A great post by Dylan Ratigan who has dropped out of his national media job to work at
"Wind
extinguishes a candle and energizes a fire."
The
first line in "Antifragile" by Nassim Nicholas Taleb.
There is something about a book you read on a trip that stays
with you. Probably because you are mentally and physically in flux, shifting,
and the passages anchor you to a fixed point while at the same time making a
deeper etch on your brain than that book you are picking up in bed instead of
flipping on Letterman.
On my trip across the country last summer--having fled the
overstuffed core of the Big Apple and an MSNBC news desk for a life of
promoting kale, veterans, and kale-growing veterans--I carried what I fervently
believe to be a very important book in at least the past quarter century,
Nassim Nicholas Taleb's "Antifragile."
What's it about? Nassim says it best, "Some things benefit
from shocks; they thrive and grow when exposed to volatility, randomness,
disorder, and stressors and love adventure, risk, and uncertainty. Yet, in
spite of the ubiquity of the phenomenon, there is no word for the exact
opposite of fragile. Let us call it antifragile. Antifragility is beyond
resilience or robustness. The resilient resists shocks and stays the same; the
antifragile gets better."
Everyone, from so-called risk management experts to bankers to
boxers, are all repackaging and spitting out his ideas and, as a result, ideas
like measured harm and exposure to potential danger (in the form of Taleb's
"stressors") are infiltrating a wide variety of dialogue.
My strongest criticism of Taleb--mainly that his witty and
charmingly arrogant prose makes the pursuit of measured harm and casting away
of safe shores seem so important that one is tempted to forget that there will
be harm in seeking measured harm.
Much like reading the clear, gracefully lucid passages in
"A River Runs Through It" has lead to immeasurable amounts of
swearing and tangled fly lines, "Antifragile" weaves a miraculously
simple line of reasoning that is almost too good for the reader's good.
Real creativity and progress only happen in that sweet spot that
is outside of the comfort zone yet not so deep in that we are paralyzed by
fear. While the Harvard Business Review likes to publish articles about it as
much as financial journalists love to write about it, the reality of moving
into this spot is frightening and booby-trapped with snares of doubt and
uncertainty.
That I read this book as I was shifting from a stressful, albeit
incredibly rewarding lifestyle in Manhattan which had worn in and settled
around me like an old baseball glove and intentionally cast myself into
unfamiliar acreage (literally, three of them here on the farm) only served to
deepen my appreciation of Antifragility.
It provided no advice, nor was it a roadmap for this journey.
Taleb doesn't provide answers, but his questions felt familiar and asking them
myself and finding my own answers does keep me sane on some long, dark nights
in the west.
And for all of this what have I learned?

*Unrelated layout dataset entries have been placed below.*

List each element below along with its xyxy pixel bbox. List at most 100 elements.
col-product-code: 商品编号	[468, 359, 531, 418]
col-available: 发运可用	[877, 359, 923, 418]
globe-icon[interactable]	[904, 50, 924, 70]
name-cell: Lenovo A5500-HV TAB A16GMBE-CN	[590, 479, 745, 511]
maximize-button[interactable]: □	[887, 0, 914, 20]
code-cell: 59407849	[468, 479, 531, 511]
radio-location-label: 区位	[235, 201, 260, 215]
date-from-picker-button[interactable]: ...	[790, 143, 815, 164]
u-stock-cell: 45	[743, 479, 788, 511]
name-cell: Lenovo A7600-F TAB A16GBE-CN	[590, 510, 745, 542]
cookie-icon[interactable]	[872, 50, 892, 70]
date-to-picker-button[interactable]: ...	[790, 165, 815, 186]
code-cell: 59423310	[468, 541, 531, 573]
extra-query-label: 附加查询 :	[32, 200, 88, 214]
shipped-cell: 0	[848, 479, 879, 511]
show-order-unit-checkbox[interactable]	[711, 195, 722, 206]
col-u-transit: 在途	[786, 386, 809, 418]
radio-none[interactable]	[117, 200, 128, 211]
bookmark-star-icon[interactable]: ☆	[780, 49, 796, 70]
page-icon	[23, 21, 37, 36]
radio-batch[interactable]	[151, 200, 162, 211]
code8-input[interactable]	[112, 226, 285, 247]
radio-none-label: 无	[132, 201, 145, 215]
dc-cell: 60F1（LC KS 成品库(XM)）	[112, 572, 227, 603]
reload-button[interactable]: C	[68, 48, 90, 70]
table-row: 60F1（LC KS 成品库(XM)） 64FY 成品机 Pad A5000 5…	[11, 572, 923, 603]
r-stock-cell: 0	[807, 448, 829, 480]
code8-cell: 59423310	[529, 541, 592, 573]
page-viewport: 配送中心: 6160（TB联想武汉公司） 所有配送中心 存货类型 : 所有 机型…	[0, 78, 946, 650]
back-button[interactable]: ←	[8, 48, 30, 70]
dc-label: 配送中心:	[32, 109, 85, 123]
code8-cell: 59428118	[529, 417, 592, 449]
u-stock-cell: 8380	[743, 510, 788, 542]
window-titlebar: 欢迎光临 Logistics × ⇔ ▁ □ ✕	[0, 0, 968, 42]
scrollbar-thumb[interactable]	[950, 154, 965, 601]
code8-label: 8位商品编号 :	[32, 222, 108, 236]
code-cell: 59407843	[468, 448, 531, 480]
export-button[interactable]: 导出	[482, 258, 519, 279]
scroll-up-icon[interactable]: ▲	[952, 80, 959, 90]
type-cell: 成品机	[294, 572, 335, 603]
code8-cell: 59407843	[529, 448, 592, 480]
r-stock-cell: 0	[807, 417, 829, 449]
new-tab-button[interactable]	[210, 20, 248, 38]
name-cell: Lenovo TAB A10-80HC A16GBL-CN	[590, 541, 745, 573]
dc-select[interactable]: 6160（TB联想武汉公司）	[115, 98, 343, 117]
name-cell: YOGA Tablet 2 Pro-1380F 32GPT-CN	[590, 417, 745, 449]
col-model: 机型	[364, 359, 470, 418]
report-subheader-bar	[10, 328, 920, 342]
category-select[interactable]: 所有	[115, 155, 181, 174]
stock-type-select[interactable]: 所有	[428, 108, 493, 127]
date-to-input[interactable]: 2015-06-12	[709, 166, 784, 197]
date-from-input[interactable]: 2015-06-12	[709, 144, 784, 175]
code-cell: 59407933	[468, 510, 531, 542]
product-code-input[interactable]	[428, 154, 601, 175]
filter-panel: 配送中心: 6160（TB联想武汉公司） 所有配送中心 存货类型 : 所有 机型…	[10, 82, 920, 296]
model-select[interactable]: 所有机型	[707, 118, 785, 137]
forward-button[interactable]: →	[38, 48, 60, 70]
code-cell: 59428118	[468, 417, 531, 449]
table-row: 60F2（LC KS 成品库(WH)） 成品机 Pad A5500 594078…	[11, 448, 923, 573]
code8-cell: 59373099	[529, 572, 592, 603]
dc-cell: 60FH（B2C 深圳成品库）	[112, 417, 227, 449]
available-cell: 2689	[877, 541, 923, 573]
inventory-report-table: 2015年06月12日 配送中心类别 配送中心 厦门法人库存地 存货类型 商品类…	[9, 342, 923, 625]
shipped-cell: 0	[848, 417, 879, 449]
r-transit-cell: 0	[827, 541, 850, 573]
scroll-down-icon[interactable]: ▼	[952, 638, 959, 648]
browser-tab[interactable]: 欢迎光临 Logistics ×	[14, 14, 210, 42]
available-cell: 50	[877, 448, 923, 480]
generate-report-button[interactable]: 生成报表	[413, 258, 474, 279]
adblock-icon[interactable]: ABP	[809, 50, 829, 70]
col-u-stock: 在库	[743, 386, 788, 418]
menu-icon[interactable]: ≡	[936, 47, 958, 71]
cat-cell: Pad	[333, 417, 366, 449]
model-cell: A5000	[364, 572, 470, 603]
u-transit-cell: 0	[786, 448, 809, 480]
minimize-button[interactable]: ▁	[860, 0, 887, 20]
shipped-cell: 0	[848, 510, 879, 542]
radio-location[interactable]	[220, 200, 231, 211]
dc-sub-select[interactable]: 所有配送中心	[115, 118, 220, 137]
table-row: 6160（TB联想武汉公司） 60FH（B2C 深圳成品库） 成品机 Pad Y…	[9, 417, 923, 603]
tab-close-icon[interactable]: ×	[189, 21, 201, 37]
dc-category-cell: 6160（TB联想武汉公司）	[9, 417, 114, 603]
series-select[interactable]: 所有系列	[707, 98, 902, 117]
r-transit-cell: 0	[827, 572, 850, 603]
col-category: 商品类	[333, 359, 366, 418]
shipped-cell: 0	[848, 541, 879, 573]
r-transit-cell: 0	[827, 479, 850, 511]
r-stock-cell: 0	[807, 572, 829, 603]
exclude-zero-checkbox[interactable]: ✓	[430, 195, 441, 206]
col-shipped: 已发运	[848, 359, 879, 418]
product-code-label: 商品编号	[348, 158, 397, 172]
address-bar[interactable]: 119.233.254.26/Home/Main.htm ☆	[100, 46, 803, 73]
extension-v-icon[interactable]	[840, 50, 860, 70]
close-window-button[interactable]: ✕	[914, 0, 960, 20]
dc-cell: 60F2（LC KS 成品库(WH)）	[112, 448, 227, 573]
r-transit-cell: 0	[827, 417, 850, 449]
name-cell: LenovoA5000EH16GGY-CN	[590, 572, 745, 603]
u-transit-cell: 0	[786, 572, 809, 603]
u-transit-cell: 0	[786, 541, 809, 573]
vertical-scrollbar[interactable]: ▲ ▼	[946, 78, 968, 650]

Little so far. The wave
hasn't even crested yet and already it has been a wild ride, albeit with little
time for real reflection. And anyway, a wise man once said that nobody knows
the winners of the most important games until years after they are played.
I have joined a collaborative game and every player
affects the variables. We are small pieces in a large puzzle, none of us sure
of exactly where we fit, tumbling as we are through this adventure, and pulled
by something that none of us quite understands.
It is a blazingly brilliant trip -- but it is also
sleepless nights on an upset stomach.
Two things: I'm not whining about my new scars and I'm not
preaching to you about the need to get outside your comfort zone. My
failures and successes have been of my own doing -- except those successes that
I owe to the team around me -- and I wouldn't wish the difficulty on an enemy
or give away the joy at gunpoint.
This is just a view from where I'm sitting and, most of the
time, I'm enjoying it.
I will leave you with the words of a man I suspect Nassim would
appreciate. Lucius Annaeus Seneca, a man who should pop into every mind that
conjures the phrase "skin in the game."
"If anyone says that the best life of all is to sail the
sea, and then adds that I must not sail upon a sea where shipwrecks are a
common occurrence and there are often sudden storms that sweep the helmsman in
an adverse direction, I conclude that this man, although he lauds navigation,
really forbids me to launch my ship."